Marie-Anne Paveau (spécialiste de sciences du langage) s’interroge quant à elle sur la contribution du genre à une épistémologie de l’analyse du discours. L’auteure souligne le fait qu’il n’existe pas encore en France d’articulation explicite entre études de genre et analyse du discours. Elle propose surtout une réflexion passionnante sur ce que le genre fait aux discours scientifiques, lesquels s’approprient le genre selon des modalités propres : appropriation disciplinaire (comme dans le cas de l’histoire du genre ou de la sociologie du genre) vs appropriation topique (par des domaines de recherche comme l’éducation, le travail ou les sexualités) par exemple. Le genre continue donc d’être une catégorie récalcitrante : c’est sans doute là que réside son « utilité » épistémologique…
Claude Gautier développe une réflexion de synthèse fort utile concernant la relation de connaissance et l’épistémologie féministe du standpoint, véritable réflexion interdisciplinaire et internationale qui pose la question du sujet de la connaissance, certes, mais aussi de la nature même de la connaissance produite.
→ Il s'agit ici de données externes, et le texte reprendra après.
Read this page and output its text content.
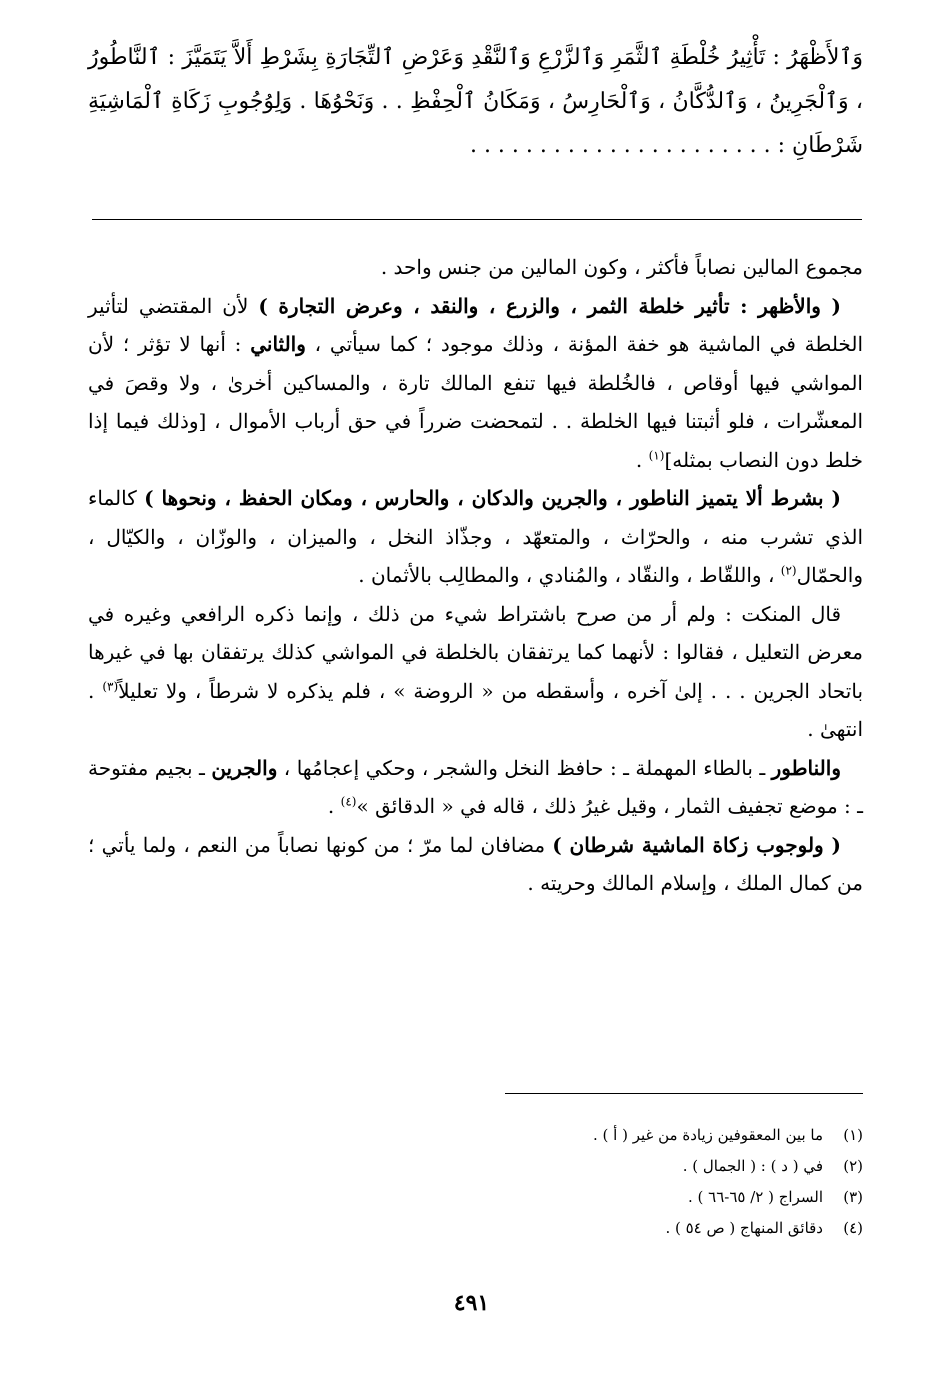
وَٱلأَظْهَرُ : تَأْثِيرُ خُلْطَةِ ٱلثَّمَرِ وَٱلزَّرْعِ وَٱلنَّقْدِ وَعَرْضِ ٱلتِّجَارَةِ بِشَرْطِ أَلاَّ يَتَمَيَّزَ : ٱلنَّاطُورُ ، وَٱلْجَرِينُ ، وَٱلدُّكَّانُ ، وَٱلْحَارِسُ ، وَمَكَانُ ٱلْحِفْظِ . . وَنَحْوُهَا . وَلِوُجُوبِ زَكَاةِ ٱلْمَاشِيَةِ شَرْطَانِ : . . . . . . . . . . . . . . . . . . . . . .

مجموع المالين نصاباً فأكثر ، وكون المالين من جنس واحد .

( والأظهر : تأثير خلطة الثمر ، والزرع ، والنقد ، وعرض التجارة ) لأن المقتضي لتأثير الخلطة في الماشية هو خفة المؤنة ، وذلك موجود ؛ كما سيأتي ، والثاني : أنها لا تؤثر ؛ لأن المواشي فيها أوقاص ، فالخُلطة فيها تنفع المالك تارة ، والمساكين أخرىٰ ، ولا وقصَ في المعشّرات ، فلو أثبتنا فيها الخلطة . . لتمحضت ضرراً في حق أرباب الأموال ، [وذلك فيما إذا خلط دون النصاب بمثله]$^{(١)}$ .

( بشرط ألا يتميز الناطور ، والجرين والدكان ، والحارس ، ومكان الحفظ ، ونحوها ) كالماء الذي تشرب منه ، والحرّاث ، والمتعهّد ، وجذّاذ النخل ، والميزان ، والوزّان ، والكيّال ، والحمّال$^{(٢)}$ ، واللقّاط ، والنقّاد ، والمُنادي ، والمطالِب بالأثمان .

قال المنكت : ولم أر من صرح باشتراط شيء من ذلك ، وإنما ذكره الرافعي وغيره في معرض التعليل ، فقالوا : لأنهما كما يرتفقان بالخلطة في المواشي كذلك يرتفقان بها في غيرها باتحاد الجرين . . . إلىٰ آخره ، وأسقطه من « الروضة » ، فلم يذكره لا شرطاً ، ولا تعليلاً$^{(٣)}$ . انتهىٰ .

والناطور ـ بالطاء المهملة ـ : حافظ النخل والشجر ، وحكي إعجامُها ، والجرين ـ بجيم مفتوحة ـ : موضع تجفيف الثمار ، وقيل غيرُ ذلك ، قاله في « الدقائق »$^{(٤)}$ .

( ولوجوب زكاة الماشية شرطان ) مضافان لما مرّ ؛ من كونها نصاباً من النعم ، ولما يأتي ؛ من كمال الملك ، وإسلام المالك وحريته .

(١)ما بين المعقوفين زيادة من غير ( أ ) .
(٢)في ( د ) : ( الجمال ) .
(٣)السراج ( ٢/ ٦٥-٦٦ ) .
(٤)دقائق المنهاج ( ص ٥٤ ) .
٤٩١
La seconde partie de l’ouvrage, qui se veut davantage ancrée dans l’intersectionnalité, propose en réalité une déclinaison par disciplines. Ici, les enjeux français (liés à l’existence du Conseil national des universités et à ses sections) sont bien perceptibles, mais après tout, ces enjeux font aussi partie du processus d’institutionnalisation que connaissent les études de genre en France. Signalons toutefois que cette partie fonctionne moins bien, parce qu’elle perd bien souvent la visée croisée, comparative et transversale annoncée.
Mélusine Dumerchat poursuit une réflexion sur les liens entre genre, intersectionnalité et géographie/sciences de l’espace, venant compléter des publications antérieures de géographes français-es2. D’autres chapitres sont issus des sciences de l’éducation (articles de Clémence Perronnet et de Gabrielle Richard). On notera la place de l’histoire dans cette partie, sans doute en raison de l’appropriation « disciplinaire » du genre diagnostiqué par Marie-Anne Paveau dans la première partie du livre. Deux articles (ceux de Muriel Gleser-Neveu et de Marie Ruiz sur l’Angleterre victorienne) sont de nature micro-historique3. Signalons enfin l’excellent article de Jennifer Meyer sur la racialisation de l’ordre des sexes dans l’Allemagne de l’entre-deux-guerres, une étude véritablement ancrée dans le paradigme de l’intersectionnalité et qui vient poursuivre l’œuvre de la regrettée Rita Thalmann, et dialoguer avec les travaux actuels d’Elissa Mailänder4.
Si les études de genre permettent donc de penser les rapports de domination genrés, il est impératif de « ne pas penser le genre seul » (p. 13) mais dans son intersection avec d’autres formes de domination. En cela, cet ouvrage est complémentaire d’autres publications de ces dix dernières années cherchant à déterminer le « lieu du genre »5.